The way Alfresco's SSO handling works is a bit different then normal username + password authentication. The latter chains over all subsystems, whereas by design, the SSO handling only works for the first SSO-enabled subsystem. Similarily, the RemoteUserMapper which - dependending on subsystem - can extract user names from headers / handle bearer tokens, is also only called for the first subsystem which provides such a component. This is why the alfresco-keycloak module by default also only handles a Bearer token via the first instance. But I have actually run into this kind of problem in a customer project, albeit not with two Keycloak realms but with a custom-built "magic cookie" authentication subsystem. In my alfresco-utility project - which is a dependency for alfresco-keycloak - I provide a chaining RemoteUserMapper implementation. Unfortunately, I have not included a prepared patch that can simply be enabled (which I really should have), and at this time, it would be necessary to manually apply that via a Spring override context XML file, i.e. in alfresco/extension/authentication-services-override-context.xml (the path I used in the customer's project). Such a context file would only need to contain the following bean:
<!-- default proxy has "first active wins" semantic, we want "first successful wins" -->
<bean id="RemoteUserMapper" class="de.acosix.alfresco.utility.repo.subsystems.SubsystemChainingRemoteUserMapper">
<property name="applicationContextManager" ref="Authentication" />
<property name="sourceBeanName" value="remoteUserMapper" />
I hope this helps in your case. If it does, please get back to me and ideally also raise a new issue in alfresco-keycloak, so that I have a reminder to include that in documentation as well as provide a pre-bundled patch in future versions.

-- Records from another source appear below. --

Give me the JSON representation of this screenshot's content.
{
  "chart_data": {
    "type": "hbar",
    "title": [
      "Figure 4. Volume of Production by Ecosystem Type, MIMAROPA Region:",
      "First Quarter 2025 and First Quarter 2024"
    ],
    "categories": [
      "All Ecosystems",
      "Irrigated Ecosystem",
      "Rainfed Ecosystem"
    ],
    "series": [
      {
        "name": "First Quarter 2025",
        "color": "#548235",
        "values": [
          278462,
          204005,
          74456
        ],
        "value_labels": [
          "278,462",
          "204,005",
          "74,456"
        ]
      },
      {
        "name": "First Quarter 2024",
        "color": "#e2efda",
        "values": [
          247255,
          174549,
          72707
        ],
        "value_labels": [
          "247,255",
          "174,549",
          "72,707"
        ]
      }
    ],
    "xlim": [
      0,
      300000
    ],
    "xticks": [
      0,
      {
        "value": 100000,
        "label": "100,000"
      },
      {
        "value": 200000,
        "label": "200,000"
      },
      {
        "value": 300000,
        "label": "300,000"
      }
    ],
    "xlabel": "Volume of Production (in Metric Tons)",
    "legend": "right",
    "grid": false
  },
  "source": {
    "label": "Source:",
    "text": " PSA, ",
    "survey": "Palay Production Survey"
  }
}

Note that this patch would onyl fix the "two realms" use case for the Repository-tier (ACS), not Share SSO. Share SSO has not been designed at all to support multiple SSO authentication instances, there are no preparations in alfresco-keycloak to support this, and it would take some significant refactoring effort to achieve this within the Share architecture. So for Share, only username + password authentication with multiple Keycloak realms is supported.